- The pandemic has worsened the global gender gap, and the World Economic Forum predicts it will now take 135.6 years to reach parity, up from about 100 years before the crisis hit.
- "100 years to global gender parity was already not good enough, and now (it is) 136 years globally," said Saadia Zahidi, a managing director at the World Economic Forum.
- One reason why the gender gap has widened is that sectors hit hard by Covid-19 — such as tourism and retail — happen to employ many women, she said.

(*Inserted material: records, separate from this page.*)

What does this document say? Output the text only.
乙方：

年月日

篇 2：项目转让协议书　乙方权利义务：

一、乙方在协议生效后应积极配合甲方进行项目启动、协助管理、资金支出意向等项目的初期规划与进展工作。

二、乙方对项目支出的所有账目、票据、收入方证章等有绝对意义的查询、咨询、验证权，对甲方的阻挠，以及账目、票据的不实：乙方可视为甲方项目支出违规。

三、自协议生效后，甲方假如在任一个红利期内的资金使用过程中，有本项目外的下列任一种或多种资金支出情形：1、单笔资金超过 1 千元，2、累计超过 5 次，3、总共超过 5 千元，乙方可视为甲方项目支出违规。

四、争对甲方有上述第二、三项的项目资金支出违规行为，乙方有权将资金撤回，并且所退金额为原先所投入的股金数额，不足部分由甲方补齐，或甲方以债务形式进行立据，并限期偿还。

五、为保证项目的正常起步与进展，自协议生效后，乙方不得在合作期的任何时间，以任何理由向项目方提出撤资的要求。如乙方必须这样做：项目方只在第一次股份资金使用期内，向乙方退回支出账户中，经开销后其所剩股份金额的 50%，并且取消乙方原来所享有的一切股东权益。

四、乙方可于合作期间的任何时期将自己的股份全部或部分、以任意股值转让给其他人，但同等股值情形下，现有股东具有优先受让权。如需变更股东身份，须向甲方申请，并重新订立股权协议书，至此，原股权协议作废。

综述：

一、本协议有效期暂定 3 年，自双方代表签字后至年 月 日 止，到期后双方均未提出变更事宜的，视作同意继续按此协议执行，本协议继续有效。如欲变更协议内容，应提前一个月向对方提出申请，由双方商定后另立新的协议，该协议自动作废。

The World Economic Forum predicts it will now take 135.6 years to reach gender equality — as the pandemic set the world back by a generation, delaying parity by about 36 years.
Saadia Zahidi, a managing director at the World Economic Forum, told CNBC that "100 years to global gender parity was already not good enough — and now (it is) 136 years globally."
"The pandemic has had a massive impact, and essentially rolled back a lot of the progress that was made in the past," she told CNBC's "Capital Connection" on Wednesday.
One reason why the gender gap has widened is that sectors hit hard by Covid-19 mostly employed women.
"Whether that's travel and tourism that's shut down globally, or (the) consumer and retail sector that has been impacted in so many countries, these are large employers of women," Zahidi said.
Another factor is that many women took on extra responsibilities at home during the lockdowns as schools closed.
"That has then meant a sort of a 'double shift' for women," she said.
The WEF said data from market research firm Ipsos suggest this "double shift" of paid and unpaid work contributed to an increase in stress, anxiety around job security and difficulty in maintaining work-life balance.
Zahidi said governments have a "critical role to play" in closing the gender gap.
For example, she said authorities could invest in infrastructure to care for children and the elderly, which would help because such responsibilities fall to women in "traditional" homes.
Employers can also help women out of higher relative job losses and lower hiring rates in industries that are bouncing back, she added.
"If businesses want to have the … creativity and innovation that will get them out of the crisis, they need diversity, and so they need to think of this as a business investment as well," Zahidi said.